There are also outstanding issues regarding the neutrality of the Election Commission, and the methods of voting and counting the votes which opposition parties are unhappy about.
These arrangements have been handled by the government unilaterally, without inviting inputs from the opposition.
Observers believe the government is unlikely to either alter the composition of the caretaker government or invite the opposition for belated consensus building on electoral procedures.
So where does that leave Ms Bhutto?
Minimum understanding?
Ms Bhutto still holds the key to the kind of opposition Gen Musharraf
is likely face in the run up to the January elections and beyond.
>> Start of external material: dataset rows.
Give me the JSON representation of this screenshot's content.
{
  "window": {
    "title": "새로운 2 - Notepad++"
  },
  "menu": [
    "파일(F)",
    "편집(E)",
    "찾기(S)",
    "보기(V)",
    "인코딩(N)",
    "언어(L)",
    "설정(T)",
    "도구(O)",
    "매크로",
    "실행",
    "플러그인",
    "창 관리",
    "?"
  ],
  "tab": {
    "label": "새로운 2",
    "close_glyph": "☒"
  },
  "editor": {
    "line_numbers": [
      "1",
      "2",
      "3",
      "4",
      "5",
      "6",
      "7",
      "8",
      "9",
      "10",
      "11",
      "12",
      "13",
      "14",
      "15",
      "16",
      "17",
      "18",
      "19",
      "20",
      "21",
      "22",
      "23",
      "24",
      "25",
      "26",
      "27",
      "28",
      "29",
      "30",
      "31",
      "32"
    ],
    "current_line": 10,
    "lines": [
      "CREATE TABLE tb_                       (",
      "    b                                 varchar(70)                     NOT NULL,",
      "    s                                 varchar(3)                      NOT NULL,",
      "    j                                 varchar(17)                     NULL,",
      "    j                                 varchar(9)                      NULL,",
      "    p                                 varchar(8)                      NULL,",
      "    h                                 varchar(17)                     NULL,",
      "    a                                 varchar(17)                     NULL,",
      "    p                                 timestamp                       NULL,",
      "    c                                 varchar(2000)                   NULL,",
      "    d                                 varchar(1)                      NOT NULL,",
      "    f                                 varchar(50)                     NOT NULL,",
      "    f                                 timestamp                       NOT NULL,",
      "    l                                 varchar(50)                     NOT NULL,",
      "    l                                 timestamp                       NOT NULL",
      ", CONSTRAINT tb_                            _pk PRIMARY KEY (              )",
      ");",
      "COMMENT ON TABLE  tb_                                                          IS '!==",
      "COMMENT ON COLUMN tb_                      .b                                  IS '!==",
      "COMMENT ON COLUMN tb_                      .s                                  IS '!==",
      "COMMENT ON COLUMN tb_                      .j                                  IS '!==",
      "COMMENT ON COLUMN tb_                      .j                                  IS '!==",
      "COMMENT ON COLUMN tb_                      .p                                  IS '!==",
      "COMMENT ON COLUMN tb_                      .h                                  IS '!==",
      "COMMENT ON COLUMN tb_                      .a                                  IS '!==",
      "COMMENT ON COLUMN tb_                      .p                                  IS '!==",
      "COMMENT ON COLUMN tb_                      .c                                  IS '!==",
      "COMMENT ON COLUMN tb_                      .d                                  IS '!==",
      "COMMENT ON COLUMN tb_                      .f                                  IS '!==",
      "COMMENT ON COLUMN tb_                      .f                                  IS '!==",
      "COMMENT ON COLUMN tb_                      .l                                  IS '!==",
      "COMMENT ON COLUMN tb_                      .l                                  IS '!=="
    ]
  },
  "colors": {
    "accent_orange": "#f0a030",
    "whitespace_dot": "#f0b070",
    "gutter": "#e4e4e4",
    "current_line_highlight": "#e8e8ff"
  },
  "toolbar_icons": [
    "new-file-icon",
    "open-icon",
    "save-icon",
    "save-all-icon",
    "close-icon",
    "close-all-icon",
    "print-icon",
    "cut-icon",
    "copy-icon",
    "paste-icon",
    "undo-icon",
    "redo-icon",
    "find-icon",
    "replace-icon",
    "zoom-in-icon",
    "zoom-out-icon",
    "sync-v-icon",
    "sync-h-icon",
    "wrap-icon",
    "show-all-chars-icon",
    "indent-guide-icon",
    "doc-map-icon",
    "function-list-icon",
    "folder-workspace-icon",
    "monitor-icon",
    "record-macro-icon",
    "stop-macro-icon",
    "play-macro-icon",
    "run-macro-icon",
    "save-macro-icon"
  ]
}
Despite her denunciations of Gen Musharraf in recent days, she could
still come to some kind of minimum understanding with him about the
political set-up once the emergency is lifted and take her chances at
the hustings in the January polls.
Alternatively, she can continue to insist on a role for the opposition
both in framing (or re-framing) the caretaker government and
determining how to make sure Pakistan has free and transparent
elections in January.
The first option would damage Ms Bhutto's electoral interests as
she would be up against an administration determined to cut her
party's electoral performance to a minimum, as it has repeatedly done
in the past.
The second option, it is feared, would simply lead to a political deadlock.
Whatever Ms Bhutto decides, her political ingenuity will be greatly
tested in the coming days and weeks.